Madina (ANTARA) - Luapan air Sungai Aek Simalagi kembali merendam wilayah Desa Binanga, Kecamatan Hutabargot, Mandailing Natal, pada Minggu pagi (23/11). Genangan mencapai sekitar 30 sentimeter dan menutupi halaman SDN 124 Binanga sehingga proses belajar mengajar terpaksa dihentikan untuk sementara.
Kepala BPBD Mandailing Natal, Mukhsin Nasution, mengatakan kondisi air sebenarnya sudah surut pada Sabtu (22/11). Namun banjir kembali terjadi setelah rumpun bambu tumbang dan menyumbat aliran sungai.

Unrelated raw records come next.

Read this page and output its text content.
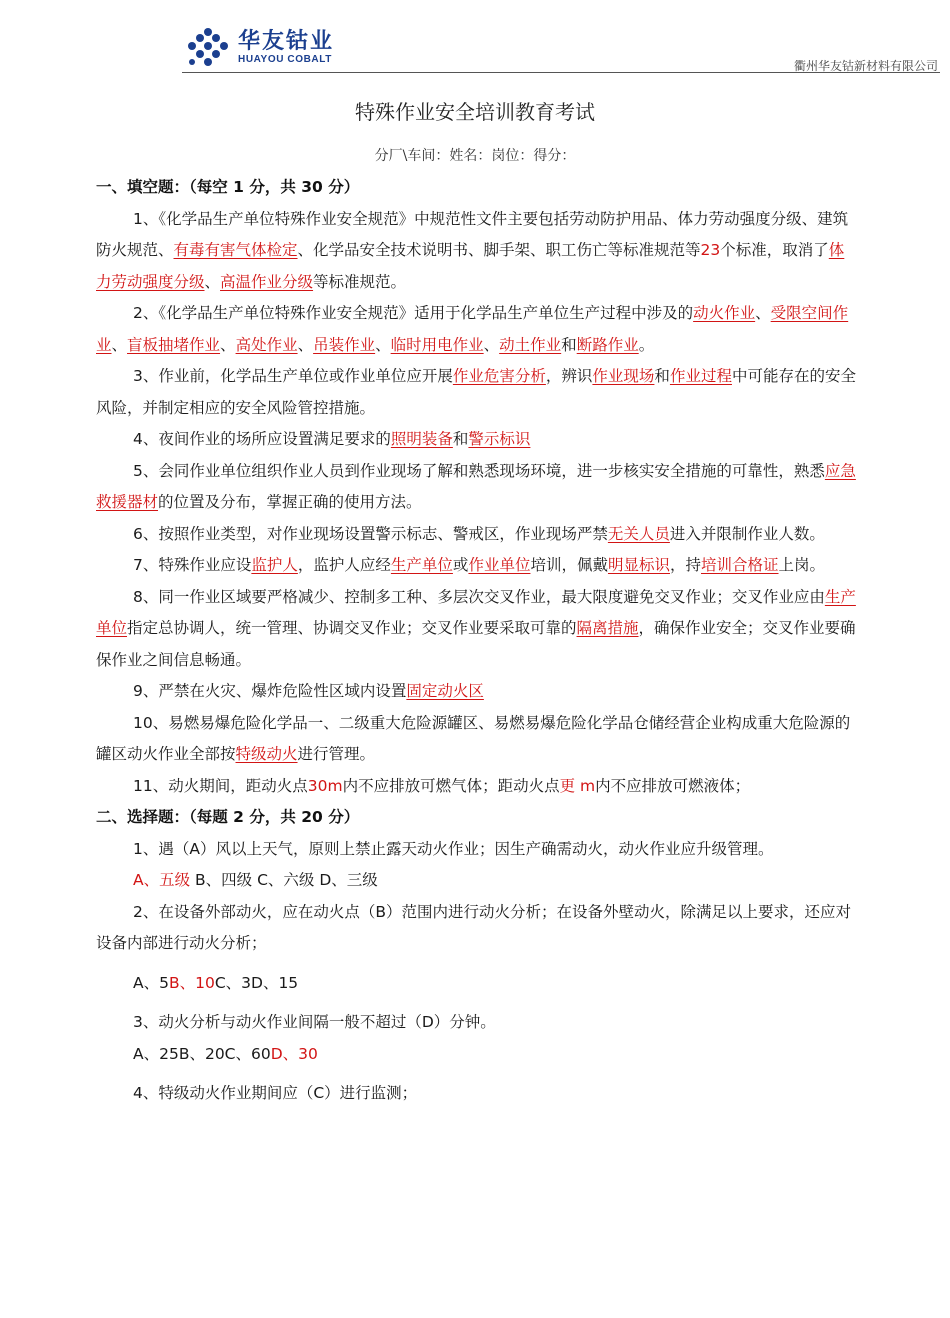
华友钴业
HUAYOU COBALT	衢州华友钴新材料有限公司
特殊作业安全培训教育考试
分厂\车间：姓名：岗位：得分：
一、填空题：（每空 1 分，共 30 分）
1、《化学品生产单位特殊作业安全规范》中规范性文件主要包括劳动防护用品、体力劳动强度分级、建筑防火规范、有毒有害气体检定、化学品安全技术说明书、脚手架、职工伤亡等标准规范等23个标准，取消了体力劳动强度分级、高温作业分级等标准规范。
2、《化学品生产单位特殊作业安全规范》适用于化学品生产单位生产过程中涉及的动火作业、受限空间作业、盲板抽堵作业、高处作业、吊装作业、临时用电作业、动土作业和断路作业。
3、作业前，化学品生产单位或作业单位应开展作业危害分析，辨识作业现场和作业过程中可能存在的安全风险，并制定相应的安全风险管控措施。
4、夜间作业的场所应设置满足要求的照明装备和警示标识
5、会同作业单位组织作业人员到作业现场了解和熟悉现场环境，进一步核实安全措施的可靠性，熟悉应急救援器材的位置及分布，掌握正确的使用方法。
6、按照作业类型，对作业现场设置警示标志、警戒区，作业现场严禁无关人员进入并限制作业人数。
7、特殊作业应设监护人，监护人应经生产单位或作业单位培训，佩戴明显标识，持培训合格证上岗。
8、同一作业区域要严格减少、控制多工种、多层次交叉作业，最大限度避免交叉作业；交叉作业应由生产单位指定总协调人，统一管理、协调交叉作业；交叉作业要采取可靠的隔离措施，确保作业安全；交叉作业要确保作业之间信息畅通。
9、严禁在火灾、爆炸危险性区域内设置固定动火区
10、易燃易爆危险化学品一、二级重大危险源罐区、易燃易爆危险化学品仓储经营企业构成重大危险源的罐区动火作业全部按特级动火进行管理。
11、动火期间，距动火点30m内不应排放可燃气体；距动火点更 m内不应排放可燃液体；
二、选择题：（每题 2 分，共 20 分）
1、遇（A）风以上天气，原则上禁止露天动火作业；因生产确需动火，动火作业应升级管理。
A、五级 B、四级 C、六级 D、三级
2、在设备外部动火，应在动火点（B）范围内进行动火分析；在设备外壁动火，除满足以上要求，还应对设备内部进行动火分析；
A、5B、10C、3D、15
3、动火分析与动火作业间隔一般不超过（D）分钟。
A、25B、20C、60D、30
4、特级动火作业期间应（C）进行监测；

“Pukul 08.32 WIB kami menerima laporan dari Camat Hutabargot bahwa pohon bambu tumbang di Desa Binanga. Rumpun bambu tersebut menutup aliran sungai sehingga air kembali meluap ke halaman sekolah dan permukiman warga,” ujar Mukhsin.
Ia memastikan tak ada korban jiwa dalam kejadian ini. Tim Reaksi Cepat (TRC) BPBD Madina langsung turun ke lokasi untuk melakukan pembersihan bambu tumbang dan penanganan awal.
Mukhsin menjelaskan, luapan Sungai Aek Simalagi sebelumnya juga terjadi pada Sabtu (22/11), namun genangan lebih tinggi terjadi pada Minggu pagi akibat aliran sungai kembali tersumbat.
“Dua unit rumah warga dan halaman sekolah sempat tergenang setinggi sekitar 30 sentimeter. Sore ini alat berat excavator dari Dinas PUPR akan diturunkan untuk normalisasi sungai dan evakuasi rumpun bambu yang berada di tengah aliran,” jelasnya.
Saat ini, air disebut sudah mulai surut dan situasi di Desa Binanga berangsur normal meskipun cuaca masih gerimis. BPBD Madina bersama perangkat desa tetap siaga mengantisipasi luapan susulan jika hujan kembali turun.